Après ces paroles, qu’il résuma toutes en un regard des plus ironiques, Petit-André fit entendre l’interjection par laquelle on a coutume d’exciter un cheval trop lent, et se retira de l’autre côté de la route, laissant le jeune homme digérer ses sarcasmes aussi bien qu’en est capable le cœur haut et fier qui bat dans la poitrine d’un Écossais.

Quentin avait éprouvé une forte tentation de lui appliquer sur le dos le bois de sa lance, et de recommencer jusqu’à ce qu’elle se rompît ; mais il réprima sa colère, en considérant qu’une rixe ou même une simple querelle avec un tel homme ne pouvait être honorable en aucun temps ni en aucun lieu, et que dans l’occasion présente, ce serait un oubli de ses devoirs qui pourrait avoir les plus funestes conséquences. Il méprisa donc les railleries inconvenantes d’un personnage tel que ce Petit-André, et se contenta de souhaiter bien sincèrement qu’elles ne fussent point parvenues aux oreilles des dames confiées à ses soins, sur l’esprit desquelles elles n’auraient pu que faire une impression défavorable à un homme exposé à de tels sarcasmes. Mais il fut bientôt détourné de ses réflexions par ces cris que les deux dames poussèrent à la fois : « Regardez ! regardez derrière nous ! Pour l’amour du ciel ! veillez sur nous et sur vous-même… On nous poursuit. »

Quentin jeta aussitôt un regard en arrière, et vit qu’effectivement deux cavaliers armés les poursuivaient : la rapidité de leur marche lui fit penser qu’ils ne tarderaient pas à les rejoindre : « Ce sont probablement des soldats de la garde prévôtale, qui font leur ronde dans la forêt. Regarde, » ajouta-t-il en s’adressant à Petit-André, « et vois ce que ce peut être. »
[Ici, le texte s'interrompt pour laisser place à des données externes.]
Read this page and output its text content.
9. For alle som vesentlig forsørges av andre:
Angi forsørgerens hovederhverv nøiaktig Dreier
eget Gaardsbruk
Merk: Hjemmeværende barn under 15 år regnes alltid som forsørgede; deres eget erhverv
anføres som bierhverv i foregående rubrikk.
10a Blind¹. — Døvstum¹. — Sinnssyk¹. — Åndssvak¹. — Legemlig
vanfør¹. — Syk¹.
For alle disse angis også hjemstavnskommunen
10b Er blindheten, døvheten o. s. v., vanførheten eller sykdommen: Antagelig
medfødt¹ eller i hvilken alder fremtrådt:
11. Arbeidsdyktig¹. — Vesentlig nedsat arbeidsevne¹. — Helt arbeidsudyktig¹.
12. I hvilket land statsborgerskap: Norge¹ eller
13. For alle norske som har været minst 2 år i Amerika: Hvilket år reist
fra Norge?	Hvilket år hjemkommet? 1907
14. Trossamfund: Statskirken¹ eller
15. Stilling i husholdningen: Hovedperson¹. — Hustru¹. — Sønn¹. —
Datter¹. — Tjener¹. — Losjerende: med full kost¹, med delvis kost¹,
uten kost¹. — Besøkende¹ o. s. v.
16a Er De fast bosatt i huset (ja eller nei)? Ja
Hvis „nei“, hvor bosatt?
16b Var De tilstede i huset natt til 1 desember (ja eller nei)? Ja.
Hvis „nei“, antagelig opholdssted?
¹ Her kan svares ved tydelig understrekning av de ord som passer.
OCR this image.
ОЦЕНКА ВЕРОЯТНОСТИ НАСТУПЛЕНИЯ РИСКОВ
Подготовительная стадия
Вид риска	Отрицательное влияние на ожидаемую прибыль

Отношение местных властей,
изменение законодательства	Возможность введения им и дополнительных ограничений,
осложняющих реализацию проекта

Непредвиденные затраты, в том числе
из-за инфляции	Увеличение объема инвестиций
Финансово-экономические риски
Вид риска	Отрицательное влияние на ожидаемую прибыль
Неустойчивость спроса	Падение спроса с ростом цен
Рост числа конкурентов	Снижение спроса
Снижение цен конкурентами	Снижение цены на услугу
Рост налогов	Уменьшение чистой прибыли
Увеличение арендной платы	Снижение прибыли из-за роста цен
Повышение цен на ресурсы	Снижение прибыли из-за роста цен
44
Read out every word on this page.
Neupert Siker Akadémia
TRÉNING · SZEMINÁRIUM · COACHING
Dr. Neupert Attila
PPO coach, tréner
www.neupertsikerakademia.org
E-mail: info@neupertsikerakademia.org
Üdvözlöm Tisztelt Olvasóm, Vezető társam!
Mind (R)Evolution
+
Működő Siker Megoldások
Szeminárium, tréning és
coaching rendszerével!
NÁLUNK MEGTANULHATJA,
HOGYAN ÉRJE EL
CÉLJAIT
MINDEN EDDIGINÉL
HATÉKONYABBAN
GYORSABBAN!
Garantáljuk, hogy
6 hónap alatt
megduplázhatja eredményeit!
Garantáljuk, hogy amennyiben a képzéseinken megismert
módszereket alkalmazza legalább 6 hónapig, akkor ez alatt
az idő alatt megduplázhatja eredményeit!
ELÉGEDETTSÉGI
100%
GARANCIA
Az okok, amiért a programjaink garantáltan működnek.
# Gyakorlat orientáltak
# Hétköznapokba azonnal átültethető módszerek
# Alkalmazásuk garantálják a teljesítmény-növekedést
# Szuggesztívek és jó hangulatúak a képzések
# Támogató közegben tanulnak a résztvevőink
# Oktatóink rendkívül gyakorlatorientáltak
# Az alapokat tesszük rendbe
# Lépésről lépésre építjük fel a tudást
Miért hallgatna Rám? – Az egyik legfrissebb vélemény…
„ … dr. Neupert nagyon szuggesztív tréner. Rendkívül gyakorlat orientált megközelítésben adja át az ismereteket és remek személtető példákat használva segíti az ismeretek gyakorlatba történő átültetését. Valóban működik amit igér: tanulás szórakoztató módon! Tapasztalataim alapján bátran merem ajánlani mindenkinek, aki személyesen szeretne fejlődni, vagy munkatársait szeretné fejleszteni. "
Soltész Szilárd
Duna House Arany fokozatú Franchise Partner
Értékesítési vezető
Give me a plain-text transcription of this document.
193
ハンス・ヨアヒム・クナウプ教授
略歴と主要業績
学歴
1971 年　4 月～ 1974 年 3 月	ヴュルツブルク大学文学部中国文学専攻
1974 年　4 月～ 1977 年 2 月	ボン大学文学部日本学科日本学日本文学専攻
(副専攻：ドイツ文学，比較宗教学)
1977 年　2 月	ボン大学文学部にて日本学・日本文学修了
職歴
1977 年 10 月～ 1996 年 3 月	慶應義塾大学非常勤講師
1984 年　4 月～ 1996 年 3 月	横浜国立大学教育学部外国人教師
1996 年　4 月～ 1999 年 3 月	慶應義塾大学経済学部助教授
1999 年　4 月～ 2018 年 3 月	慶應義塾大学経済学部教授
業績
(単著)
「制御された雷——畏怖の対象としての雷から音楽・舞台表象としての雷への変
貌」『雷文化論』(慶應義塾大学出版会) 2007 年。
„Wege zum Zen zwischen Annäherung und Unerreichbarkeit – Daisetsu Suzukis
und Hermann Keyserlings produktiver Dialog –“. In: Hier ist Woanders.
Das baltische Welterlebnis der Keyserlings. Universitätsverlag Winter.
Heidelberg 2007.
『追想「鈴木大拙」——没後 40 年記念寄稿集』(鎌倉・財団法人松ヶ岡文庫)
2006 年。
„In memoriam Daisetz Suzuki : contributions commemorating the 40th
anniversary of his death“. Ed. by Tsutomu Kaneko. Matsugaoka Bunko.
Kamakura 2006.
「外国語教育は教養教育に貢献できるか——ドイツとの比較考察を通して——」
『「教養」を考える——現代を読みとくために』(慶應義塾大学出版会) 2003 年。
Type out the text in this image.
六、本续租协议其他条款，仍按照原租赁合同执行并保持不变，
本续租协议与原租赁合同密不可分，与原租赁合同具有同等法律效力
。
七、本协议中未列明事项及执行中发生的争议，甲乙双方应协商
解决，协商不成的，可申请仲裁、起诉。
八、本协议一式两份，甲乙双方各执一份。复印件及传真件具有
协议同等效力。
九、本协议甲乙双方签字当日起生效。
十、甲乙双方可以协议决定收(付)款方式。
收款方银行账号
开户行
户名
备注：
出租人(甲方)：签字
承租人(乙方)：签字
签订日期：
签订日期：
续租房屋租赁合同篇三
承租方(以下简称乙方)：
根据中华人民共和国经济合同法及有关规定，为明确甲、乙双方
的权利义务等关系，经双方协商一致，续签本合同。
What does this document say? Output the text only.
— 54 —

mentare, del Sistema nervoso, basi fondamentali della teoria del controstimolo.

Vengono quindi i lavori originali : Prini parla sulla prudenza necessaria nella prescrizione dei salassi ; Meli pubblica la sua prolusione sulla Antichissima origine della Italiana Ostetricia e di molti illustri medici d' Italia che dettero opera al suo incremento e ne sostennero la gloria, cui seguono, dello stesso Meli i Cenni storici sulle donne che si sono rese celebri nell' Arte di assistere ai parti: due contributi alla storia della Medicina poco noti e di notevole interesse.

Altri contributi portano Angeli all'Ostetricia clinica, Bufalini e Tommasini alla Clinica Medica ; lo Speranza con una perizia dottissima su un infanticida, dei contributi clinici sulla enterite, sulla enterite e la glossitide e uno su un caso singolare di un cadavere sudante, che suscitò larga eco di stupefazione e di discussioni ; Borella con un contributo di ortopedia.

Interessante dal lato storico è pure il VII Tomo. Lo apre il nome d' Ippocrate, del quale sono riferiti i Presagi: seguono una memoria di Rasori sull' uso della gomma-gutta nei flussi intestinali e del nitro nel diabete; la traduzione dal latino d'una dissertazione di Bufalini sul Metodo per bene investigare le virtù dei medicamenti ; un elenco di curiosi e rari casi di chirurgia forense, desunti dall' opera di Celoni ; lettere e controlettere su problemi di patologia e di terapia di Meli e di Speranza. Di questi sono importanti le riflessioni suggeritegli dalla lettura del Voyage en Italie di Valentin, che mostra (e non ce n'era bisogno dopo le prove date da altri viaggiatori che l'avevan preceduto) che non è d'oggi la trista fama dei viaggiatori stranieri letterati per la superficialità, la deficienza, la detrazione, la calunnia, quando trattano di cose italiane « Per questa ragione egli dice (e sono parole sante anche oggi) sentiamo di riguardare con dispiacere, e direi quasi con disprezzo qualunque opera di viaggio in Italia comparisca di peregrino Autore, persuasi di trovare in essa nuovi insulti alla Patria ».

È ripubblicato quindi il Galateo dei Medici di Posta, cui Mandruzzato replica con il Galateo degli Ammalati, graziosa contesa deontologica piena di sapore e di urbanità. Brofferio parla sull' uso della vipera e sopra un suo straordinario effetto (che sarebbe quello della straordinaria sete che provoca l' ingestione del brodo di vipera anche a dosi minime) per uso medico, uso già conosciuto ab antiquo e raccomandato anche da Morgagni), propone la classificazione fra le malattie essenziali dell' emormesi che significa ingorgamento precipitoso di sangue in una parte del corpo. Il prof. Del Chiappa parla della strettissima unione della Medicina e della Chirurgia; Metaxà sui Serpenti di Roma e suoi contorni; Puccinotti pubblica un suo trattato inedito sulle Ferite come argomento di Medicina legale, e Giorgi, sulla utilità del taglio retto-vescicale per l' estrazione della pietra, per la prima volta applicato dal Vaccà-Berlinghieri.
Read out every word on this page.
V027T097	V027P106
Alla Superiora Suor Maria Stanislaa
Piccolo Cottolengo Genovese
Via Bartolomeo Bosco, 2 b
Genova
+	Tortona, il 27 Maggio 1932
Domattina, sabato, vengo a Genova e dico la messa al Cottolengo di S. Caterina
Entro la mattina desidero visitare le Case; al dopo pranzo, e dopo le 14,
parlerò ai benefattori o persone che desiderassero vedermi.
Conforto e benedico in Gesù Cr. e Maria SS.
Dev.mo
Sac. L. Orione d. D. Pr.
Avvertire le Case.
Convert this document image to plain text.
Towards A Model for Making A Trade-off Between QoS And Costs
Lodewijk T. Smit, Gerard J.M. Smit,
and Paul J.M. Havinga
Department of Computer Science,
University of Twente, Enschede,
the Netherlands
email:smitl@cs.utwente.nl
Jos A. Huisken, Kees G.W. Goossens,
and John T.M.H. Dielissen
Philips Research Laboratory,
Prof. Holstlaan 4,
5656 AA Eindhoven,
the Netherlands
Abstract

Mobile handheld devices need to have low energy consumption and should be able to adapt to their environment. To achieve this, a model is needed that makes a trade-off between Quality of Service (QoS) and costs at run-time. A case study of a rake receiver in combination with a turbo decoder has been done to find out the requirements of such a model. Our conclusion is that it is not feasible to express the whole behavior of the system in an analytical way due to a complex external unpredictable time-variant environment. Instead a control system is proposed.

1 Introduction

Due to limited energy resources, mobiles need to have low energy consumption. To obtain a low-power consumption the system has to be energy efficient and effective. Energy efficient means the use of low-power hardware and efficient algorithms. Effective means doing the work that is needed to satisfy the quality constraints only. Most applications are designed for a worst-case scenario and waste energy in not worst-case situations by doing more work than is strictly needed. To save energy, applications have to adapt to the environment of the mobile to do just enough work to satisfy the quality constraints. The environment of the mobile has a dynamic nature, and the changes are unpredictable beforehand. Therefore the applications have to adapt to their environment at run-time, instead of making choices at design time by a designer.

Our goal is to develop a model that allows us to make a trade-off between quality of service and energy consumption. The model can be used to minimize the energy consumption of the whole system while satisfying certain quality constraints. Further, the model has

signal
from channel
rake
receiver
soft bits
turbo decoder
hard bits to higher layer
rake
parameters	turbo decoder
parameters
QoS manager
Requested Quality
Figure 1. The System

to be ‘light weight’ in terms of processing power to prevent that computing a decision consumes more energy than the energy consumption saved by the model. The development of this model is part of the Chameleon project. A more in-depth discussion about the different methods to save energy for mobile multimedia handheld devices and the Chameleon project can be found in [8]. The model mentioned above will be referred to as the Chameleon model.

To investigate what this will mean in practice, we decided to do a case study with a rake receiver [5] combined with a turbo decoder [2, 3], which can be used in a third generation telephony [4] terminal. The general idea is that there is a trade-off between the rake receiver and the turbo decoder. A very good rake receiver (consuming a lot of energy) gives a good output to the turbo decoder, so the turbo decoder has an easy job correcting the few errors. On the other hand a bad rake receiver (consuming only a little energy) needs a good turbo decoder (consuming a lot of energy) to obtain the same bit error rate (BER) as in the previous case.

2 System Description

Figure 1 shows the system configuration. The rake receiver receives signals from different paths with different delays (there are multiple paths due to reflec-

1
Petit-André obéit, et se replaçant en selle après avoir fait sa reconnaissance : « Ces cavaliers, beau sire, » dit-il d’un air facétieux, « ne sont ni vos camarades ni les miens ; ce ne sont ni des archers ni des gens de la garde prévôtale ; car je crois voir qu’ils portent des casques dont la visière est baissée, ainsi que des hausse-cols. Je voudrais que ces hausse-cols fussent au diable : de toutes les pièces de l’armure, c’est celle qui me contrarie le plus ; j’ai quelquefois perdu une heure avant de pouvoir défaire les agrafes.